"Nicolas Sarkozy, secrets d'une présidence"

François Fillon se démarque de Nicolas Sarkozy dans un documentaire, qui sera diffusé le 8 mai sur France 3, où il explique ce qui l'opposait à l'ancien chef de l'Etat sur la crise et sur le Front national, révélant qu'il lui avait "plusieurs fois donné sa démission".

Une “crise structurelle très grave” minimisée par Nicolas Sarkozy

"En 2007, Sarkozy croit que ça va s'arranger. Moi, non", affirme l'ancien Premier ministre dans ce documentaire d'une heure trente, signé par Laurent Portes et écrit par Franz-Olivier Giesbert. "Il pense que c'est très maîtrisable, moi, je pense que c'est une crise structurelle très grave", ajoute M. Fillon.

Intitulé "Nicolas Sarkozy, secrets d'une présidence", le documentaire rassemble de très nombreux témoignages de proches et d'anciens ministres de M. Sarkozy. Il est truffé de d'extraits d'interventions de l'ex chef de l'Etat, d'images de sa campagne victorieuse de 2007 et de son quinquennat.

Lors d'un déplacement en Corse le 21 septembre 2007, M. Fillon déclare: "je suis à la tête d'un État qui est en situation de faillite". "Nicolas Sarkozy m'appelle et me dit qu'il ne comprend pas, que je suis trop pessimiste, que je dénigre mon pays, qu'il faut donner au pays une vision plus optimiste de l'avenir (...) Je lui ai donné plusieurs fois ma démission, ça n'a pas été des moments faciles", se souvient l'ancien Premier ministre, resté à Matignon, durant tout le quinquennat.

Un lapsus que n’a pas apprécié Sarkozy

Pour Roselyne Bachelot, proche du député de Paris, ce que Nicolas Sarkozy n'a pas apprécié, c'est qu'il dise qu'il était "à la tête" d'un Etat en faillite.

"Très intéressant, le lapsus de Fillon!", s'exclame Alain Minc. Le Premier ministre d'alors "a fait un dérapage institutionnel hallucinant. Il est chef de l'administration, pas de l'Etat. J'impute ça au rosé corse", plaisante-t-il.

"C'est vrai", en Corse, "on a bu un peu de rosé" et il y avait "les syndicats agricoles qui demandaient de l'argent"... Fillon lâche alors la phrase que Sarkozy lui reprochera.

Mais au-delà, "j'ai senti qu'il y avait un problème", avec "la tentative de mettre le Premier ministre sous l'autorité du secrétaire général de l'Elysée", Claude Guéant, affirme également M. Fillon. (M. Guéant avait notamment accordé une grande interview à La Tribune le jour même où François Fillon devait prononcer son discours de politique générale à l'Assemblée).

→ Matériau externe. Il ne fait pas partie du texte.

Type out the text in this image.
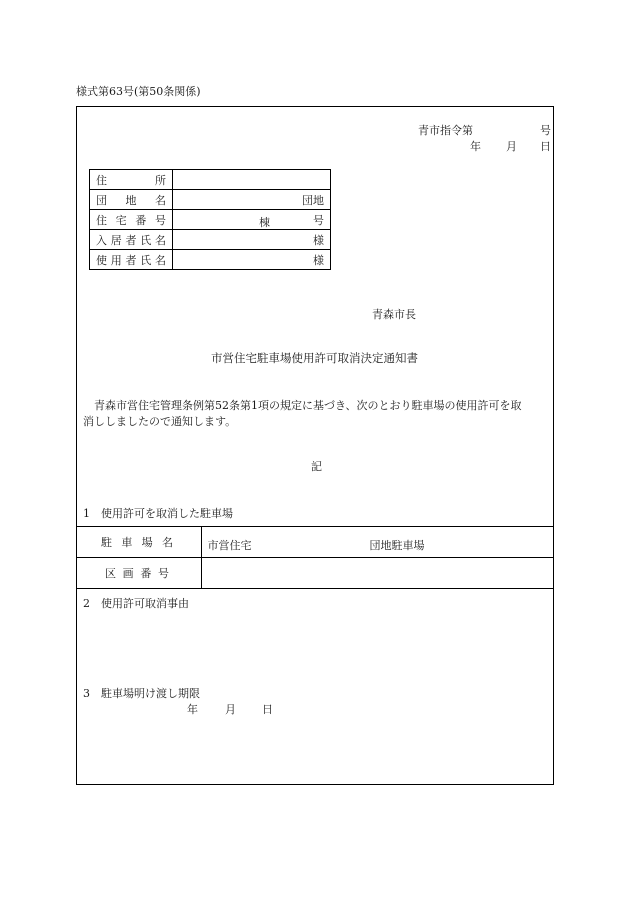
様式第63号(第50条関係)
青市指令第	号
年 月 日
住 所	

団 地 名	団地

住 宅 番 号	棟 号

入 居 者 氏 名	様

使 用 者 氏 名	様
青森市長
市営住宅駐車場使用許可取消決定通知書
青森市営住宅管理条例第52条第1項の規定に基づき、次のとおり駐車場の使用許可を取
消ししましたので通知します。
記
1　使用許可を取消した駐車場
駐 車 場 名	市営住宅 団地駐車場

区 画 番 号	

2　使用許可取消事由
3　駐車場明け渡し期限
年 月 日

Le Front national s’invite entre Fillon et Sarkozy

Autre sujet de divergence: le Front national. "Il y avait une différence d'approche irréconciliable. Nicolas Sarkozy pense que le Front national est à combattre parce qu'il affaiblit la droite et qu'il nous fait perdre - c'est d'ailleurs ce qui s'est passé à l'élection présidentielle - moi, je pense que le Front national est à combattre parce qu'il est en dehors des limites du pacte républicain tel que je le considère. Ca, c'est une vraie divergence", assure M. Fillon.

Malgré ces critiques, l'ancien Premier ministre reconnaît que sans "l'engagement extrêmement volontaire de Nicolas Sarkozy" en 2008, "on aurait eu une faillite du système financier". Il se dit "fasciné par le côté lapin Duracel" de Sarkozy. "Moi, j'ai des moments où j'aime bien fermer les portes, lui c'est 24 heures sur 24, 7 jours sur 7, 365 jours par an".

Fillon qualifie également de "visionnaire" l'ouverture opérée par Nicolas Sarkozy en début de quinquennat.

Aujourd'hui, "la France est dans une situation tellement difficile qu'à un moment, il va falloir mettre autour de la table les gens de bonne volonté pour essayer de redresser le pays. Je ne sais pas quand ça se produira mais il va falloir que ça se produise. D'une certaine façon, Nicolas Sarkozy avait anticipé ça", affirme M. Fillon.

Ce documentaire sera suivi d'un autre, de 60 minutes écrit par la journaliste Anna Cabana et réalisé par Jean-Charles Deniau sur le thème "La droite a-t-elle tué Nicolas Sarkozy ? ".